In a press release, Apple said this finding illustrates the feature’s ability to give a user important health information “without creating an unnecessary burden to their doctor’s schedule.”

“Many participants sought medical advice following their irregular rhythm notification, using the information to have more meaningful conversations with their doctors,” Apple said.

Key findings of the study include:

  • 84% of the time, Apple Watch wearers who received irregular pulse notifications from the device were found to be in atrial fibrillation at the time of the notification, according to the study.
  • Comparisons between irregular pulse-detection on Apple Watch and simultaneous electrocardiography patch recordings showed the pulse detection algorithm (indicating a positive tachogram reading) has a 71% positive predictive value.
  • 34% of the study participants who received irregular pulse notifications and followed up by using an ECG patch over a week later were found to have atrial fibrillation.

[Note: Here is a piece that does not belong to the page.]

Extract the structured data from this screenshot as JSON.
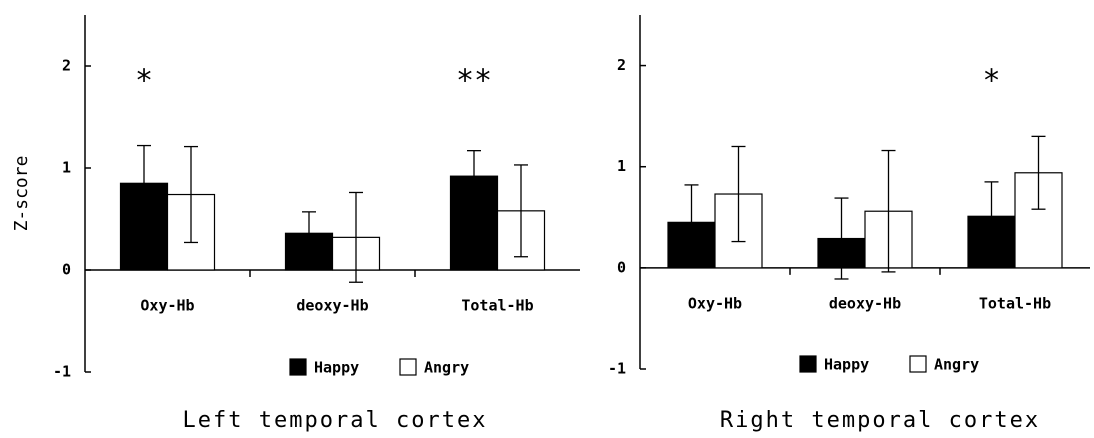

Since atrial fibrillation is an intermittent condition, researchers said it is not surprising for it to go undetected in subsequent ECG patch monitoring.
  • 57% of those who received irregular pulse notifications sought medical attention, according to the study.

Marco Perez, M.D., a principal investigator on the study and associate professor of cardiovascular medicine, said the performance and accuracy of the device provide important information as researchers try to understand the potential impact of wearable technology on the health system.

“Further research will help people make more informed health decisions,” Perez said.